SUARAMALANG.COM, KABUPATEN MALANG – Polemik Pasar Karangploso memasuki fase baru. Setelah berlarut selama bertahun-tahun tanpa penyelesaian, Dewan Pimpinan Daerah (DPD) Lumbung Informasi Rakyat (LIRA) Kabupaten Malang resmi meminta DPRD Kabupaten Malang membentuk Panitia Khusus (Pansus) untuk mengusut carut-marut pembangunan dan pengelolaan pasar milik pemerintah daerah tersebut.
Surat permohonan itu dikirim kepada Ketua DPRD Kabupaten Malang pada Jumat (31/7/2026). Menurut LIRA, persoalan Pasar Karangploso tidak lagi sebatas sengketa penempatan kios, melainkan telah mengarah pada dugaan persoalan tata kelola aset daerah yang berpotensi merugikan ratusan pedagang.
Temuan yang diungkap LIRA memperlihatkan ketimpangan mencolok. Di lapangan hanya terdapat 72 kios baru yang selesai dibangun sekitar tiga tahun lalu. Ironisnya, hingga kini seluruh kios itu masih kosong dan belum difungsikan.
Di sisi lain, terdapat 184 pedagang yang mengantongi Surat Hak Penempatan (SHP). Jumlah itu lebih dari dua kali lipat dibanding ketersediaan kios. Selisih tersebut memunculkan dugaan adanya penerbitan SHP ganda atau praktik pemberian hak penempatan yang tidak sesuai prosedur.
Kondisi itu semakin pelik karena masa berlaku SHP milik para pedagang mulai berakhir sepanjang 2026. Sementara hak yang mereka pegang belum pernah diwujudkan dalam bentuk penguasaan kios. Akibatnya, pedagang menghadapi ancaman kehilangan masa berlaku dokumen tanpa pernah menikmati manfaatnya.
LIRA juga mengungkap dugaan adanya setoran uang dari pedagang dengan nilai puluhan hingga ratusan juta rupiah. Dana tersebut disebut diserahkan sebagai biaya pembangunan kios kepada mantan Kepala Unit Pengelola Pasar Daerah (UPPD) Karangploso, Anton Apriansah, yang kini telah dinonaktifkan dari jabatannya.
Tak berhenti di situ, organisasi tersebut turut menyoroti status Pasar Karangploso sebagai aset milik pemerintah daerah. Menurut LIRA, apabila pembangunan kios memang dibiayai dari setoran pedagang, maka pemerintah harus menjelaskan secara terbuka status pembangunan tersebut.
Sebab, jika di kemudian hari APBD kembali digunakan untuk menyelesaikan proyek yang sama, dikhawatirkan muncul persoalan yang mereka sebut sebagai potensi “double budget”.

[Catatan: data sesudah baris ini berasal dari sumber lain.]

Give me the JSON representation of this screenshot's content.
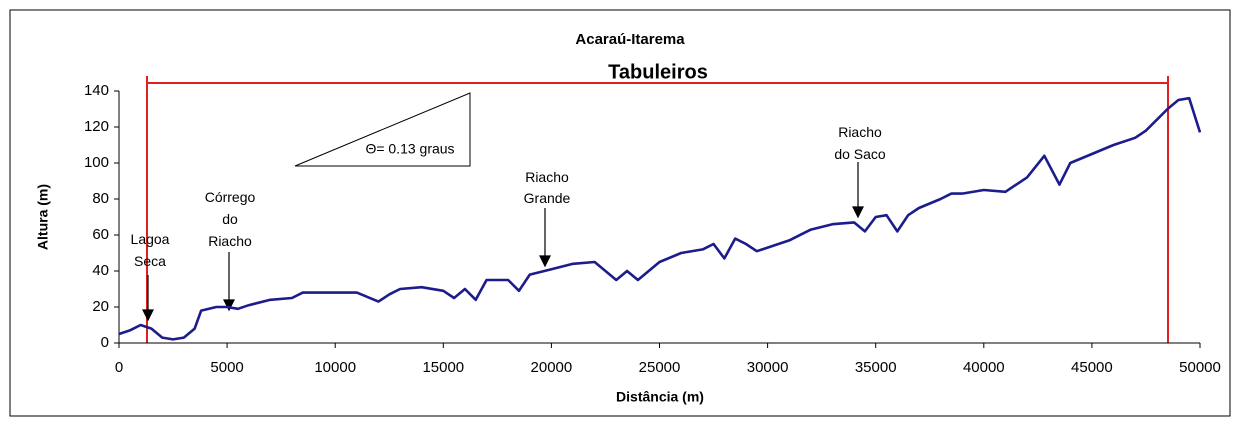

Bupati LIRA Kabupaten Malang, Wiwid Tuhu P., menilai DPRD tidak boleh lagi bersikap pasif menghadapi polemik yang terus bergulir. Menurutnya, lembaga legislatif memiliki fungsi pengawasan yang harus dijalankan, bukan sekadar menunggu laporan dari pemerintah daerah.
“Kalau DPRD hanya menunggu laporan, kapan masalah ini selesai? Mereka memiliki fungsi pengawasan. Fungsi itu harus dijalankan, bukan hanya dibahas di ruang rapat,” tegas Wiwid.
Ia menilai pembentukan Pansus merupakan langkah yang lebih tepat dibanding membiarkan persoalan terus berlarut tanpa arah penyelesaian. Menurutnya, DPRD memiliki kewenangan memanggil seluruh pihak terkait dan mengurai persoalan secara menyeluruh, mulai dari penerbitan SHP, aliran dana pedagang hingga pertanggungjawaban pejabat yang terlibat.
Dalam surat tersebut, LIRA juga meminta Pansus berkoordinasi dengan aparat penegak hukum, merumuskan solusi hukum dan administrasi bagi pedagang, serta mengawal pelaksanaan seluruh rekomendasi hingga benar-benar dijalankan pemerintah daerah.
Bola kini berada di tangan DPRD Kabupaten Malang. Jika permohonan itu direspons dengan pembentukan Pansus, untuk pertama kalinya polemik Pasar Karangploso akan dibedah melalui mekanisme politik pengawasan.
Sebaliknya, jika kembali berhenti pada rapat dan pernyataan, publik berpotensi mempertanyakan keseriusan DPRD dalam mengawasi pengelolaan aset daerah dan melindungi ratusan pedagang yang hingga kini masih menunggu kepastian.